In July 2025, Fexco acquired Sainsbury’s Travel money from Sainsbury’s Bank. The transaction covered its digital operations and more than 220 bureaux located in Sainsbury’s stores. The acquisition increased Fexco’s British retail foreign-exchange network to more than 460 locations. Sainsbury’s Travel money formally launched under Fexco Group in February 2026.

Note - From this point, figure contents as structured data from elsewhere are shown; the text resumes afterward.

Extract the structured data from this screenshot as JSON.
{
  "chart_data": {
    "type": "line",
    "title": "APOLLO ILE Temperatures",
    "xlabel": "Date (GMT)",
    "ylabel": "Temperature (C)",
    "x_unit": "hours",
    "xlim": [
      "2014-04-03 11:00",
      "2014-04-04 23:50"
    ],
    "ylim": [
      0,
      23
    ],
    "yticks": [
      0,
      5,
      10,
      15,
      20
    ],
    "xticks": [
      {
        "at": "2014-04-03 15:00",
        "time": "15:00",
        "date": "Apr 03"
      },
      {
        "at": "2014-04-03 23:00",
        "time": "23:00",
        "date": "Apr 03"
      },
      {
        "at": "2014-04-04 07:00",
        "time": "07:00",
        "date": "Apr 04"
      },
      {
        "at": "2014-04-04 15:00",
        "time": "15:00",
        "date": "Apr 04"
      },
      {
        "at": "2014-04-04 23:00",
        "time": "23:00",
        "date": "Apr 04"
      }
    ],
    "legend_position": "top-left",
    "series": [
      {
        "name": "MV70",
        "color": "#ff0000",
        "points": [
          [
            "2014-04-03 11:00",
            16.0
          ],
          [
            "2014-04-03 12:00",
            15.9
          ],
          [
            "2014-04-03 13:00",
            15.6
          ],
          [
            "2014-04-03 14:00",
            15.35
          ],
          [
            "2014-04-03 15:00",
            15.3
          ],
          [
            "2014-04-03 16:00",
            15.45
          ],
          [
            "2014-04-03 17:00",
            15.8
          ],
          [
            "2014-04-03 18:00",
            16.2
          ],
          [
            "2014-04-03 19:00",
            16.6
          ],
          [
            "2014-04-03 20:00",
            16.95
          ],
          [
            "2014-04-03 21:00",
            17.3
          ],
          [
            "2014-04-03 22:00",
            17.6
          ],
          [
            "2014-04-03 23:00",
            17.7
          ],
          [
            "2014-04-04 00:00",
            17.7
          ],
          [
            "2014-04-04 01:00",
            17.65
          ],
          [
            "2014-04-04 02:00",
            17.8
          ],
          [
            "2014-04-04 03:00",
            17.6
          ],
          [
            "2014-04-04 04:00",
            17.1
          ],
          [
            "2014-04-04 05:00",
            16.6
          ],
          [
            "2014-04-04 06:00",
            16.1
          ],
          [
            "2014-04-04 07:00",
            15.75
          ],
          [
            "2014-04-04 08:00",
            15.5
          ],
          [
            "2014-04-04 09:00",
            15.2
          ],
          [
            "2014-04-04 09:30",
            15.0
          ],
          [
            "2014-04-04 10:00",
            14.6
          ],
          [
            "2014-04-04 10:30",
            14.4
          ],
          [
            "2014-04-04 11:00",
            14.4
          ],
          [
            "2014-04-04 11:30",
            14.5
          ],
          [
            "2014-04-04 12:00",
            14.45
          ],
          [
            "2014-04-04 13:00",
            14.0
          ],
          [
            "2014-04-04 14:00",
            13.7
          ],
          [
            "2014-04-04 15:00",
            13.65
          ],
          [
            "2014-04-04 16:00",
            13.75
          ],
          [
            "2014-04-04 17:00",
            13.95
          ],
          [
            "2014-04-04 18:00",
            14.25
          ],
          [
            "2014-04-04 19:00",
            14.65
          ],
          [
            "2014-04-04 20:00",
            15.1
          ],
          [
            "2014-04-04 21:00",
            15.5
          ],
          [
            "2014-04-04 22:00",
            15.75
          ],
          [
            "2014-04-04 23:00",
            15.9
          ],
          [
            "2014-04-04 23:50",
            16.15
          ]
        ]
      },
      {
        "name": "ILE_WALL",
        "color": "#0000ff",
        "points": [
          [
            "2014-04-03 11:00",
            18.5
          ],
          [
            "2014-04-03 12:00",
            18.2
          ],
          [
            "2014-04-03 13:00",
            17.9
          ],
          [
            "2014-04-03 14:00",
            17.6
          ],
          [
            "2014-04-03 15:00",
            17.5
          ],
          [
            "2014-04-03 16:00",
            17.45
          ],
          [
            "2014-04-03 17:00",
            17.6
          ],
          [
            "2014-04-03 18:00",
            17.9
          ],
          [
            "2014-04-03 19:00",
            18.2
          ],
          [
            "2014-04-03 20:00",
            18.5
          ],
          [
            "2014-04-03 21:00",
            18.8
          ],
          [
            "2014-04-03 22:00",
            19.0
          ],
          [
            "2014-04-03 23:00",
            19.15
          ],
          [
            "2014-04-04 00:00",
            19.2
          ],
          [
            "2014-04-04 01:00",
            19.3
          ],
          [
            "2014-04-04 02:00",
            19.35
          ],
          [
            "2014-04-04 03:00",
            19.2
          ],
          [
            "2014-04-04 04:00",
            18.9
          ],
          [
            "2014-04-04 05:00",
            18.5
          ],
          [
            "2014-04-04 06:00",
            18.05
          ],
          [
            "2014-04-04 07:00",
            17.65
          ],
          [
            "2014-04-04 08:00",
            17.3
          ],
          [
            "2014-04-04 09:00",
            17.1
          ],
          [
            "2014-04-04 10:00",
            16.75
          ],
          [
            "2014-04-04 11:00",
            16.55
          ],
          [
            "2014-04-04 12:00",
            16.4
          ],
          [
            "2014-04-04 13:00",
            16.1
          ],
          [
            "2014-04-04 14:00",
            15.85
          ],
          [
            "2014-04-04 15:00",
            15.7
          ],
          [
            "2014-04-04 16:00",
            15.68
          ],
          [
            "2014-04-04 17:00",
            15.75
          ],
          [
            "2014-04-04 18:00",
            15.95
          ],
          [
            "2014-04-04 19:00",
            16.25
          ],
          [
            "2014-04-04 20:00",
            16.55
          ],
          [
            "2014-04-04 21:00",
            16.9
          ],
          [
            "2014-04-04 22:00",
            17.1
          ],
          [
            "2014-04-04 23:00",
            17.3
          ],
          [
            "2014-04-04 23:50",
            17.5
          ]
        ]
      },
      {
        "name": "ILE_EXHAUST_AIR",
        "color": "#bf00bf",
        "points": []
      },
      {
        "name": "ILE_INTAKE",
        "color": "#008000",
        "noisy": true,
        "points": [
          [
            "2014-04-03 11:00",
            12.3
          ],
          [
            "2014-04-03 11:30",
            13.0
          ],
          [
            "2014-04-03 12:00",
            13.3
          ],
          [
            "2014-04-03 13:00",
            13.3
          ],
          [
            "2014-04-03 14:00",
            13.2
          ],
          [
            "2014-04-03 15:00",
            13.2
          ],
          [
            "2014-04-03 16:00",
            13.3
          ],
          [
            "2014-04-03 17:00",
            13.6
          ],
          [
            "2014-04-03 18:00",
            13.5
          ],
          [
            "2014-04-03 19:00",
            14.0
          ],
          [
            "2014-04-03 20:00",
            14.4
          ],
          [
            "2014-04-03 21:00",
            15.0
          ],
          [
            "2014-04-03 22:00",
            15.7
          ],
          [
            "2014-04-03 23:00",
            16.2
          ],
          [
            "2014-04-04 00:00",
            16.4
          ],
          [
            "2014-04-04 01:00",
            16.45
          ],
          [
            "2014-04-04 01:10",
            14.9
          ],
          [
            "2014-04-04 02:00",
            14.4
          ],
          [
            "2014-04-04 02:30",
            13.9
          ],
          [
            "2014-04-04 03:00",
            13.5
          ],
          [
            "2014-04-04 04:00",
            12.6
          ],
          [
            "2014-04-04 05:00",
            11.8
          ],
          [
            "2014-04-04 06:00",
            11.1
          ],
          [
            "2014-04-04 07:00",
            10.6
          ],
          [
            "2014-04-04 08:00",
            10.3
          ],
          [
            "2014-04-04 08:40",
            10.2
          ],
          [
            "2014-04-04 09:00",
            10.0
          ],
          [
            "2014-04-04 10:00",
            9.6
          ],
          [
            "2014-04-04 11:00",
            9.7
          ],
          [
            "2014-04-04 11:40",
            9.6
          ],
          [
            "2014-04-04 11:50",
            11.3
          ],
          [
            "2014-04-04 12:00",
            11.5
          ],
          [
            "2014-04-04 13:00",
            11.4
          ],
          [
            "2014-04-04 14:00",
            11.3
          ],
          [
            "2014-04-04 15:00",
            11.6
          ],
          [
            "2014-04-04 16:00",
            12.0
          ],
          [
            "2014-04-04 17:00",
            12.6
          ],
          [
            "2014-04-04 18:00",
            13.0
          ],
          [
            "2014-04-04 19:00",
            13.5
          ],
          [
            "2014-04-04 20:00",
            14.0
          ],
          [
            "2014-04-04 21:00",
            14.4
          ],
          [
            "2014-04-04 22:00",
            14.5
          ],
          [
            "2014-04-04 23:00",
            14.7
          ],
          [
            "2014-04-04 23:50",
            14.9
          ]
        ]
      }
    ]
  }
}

In May 2026, Fexco announced a strategic investment in KSN Project Management, a construction and property consultancy. The transaction expanded Fexco’s business-services activities in project management, cost consultancy, property and sustainability advisory services.

=== Operations ===
Fexco organises its activities across payments, business services and new ventures. Its payments activities include currency conversion, international and corporate payments, payment orchestration, retail foreign exchange and remittances, and asset finance. Its business-services activities include managed and advisory services, aviation services, property and project-management services, and claims management and loss assessment. Certain services are delivered through separate businesses, partnerships and brands within the wider group.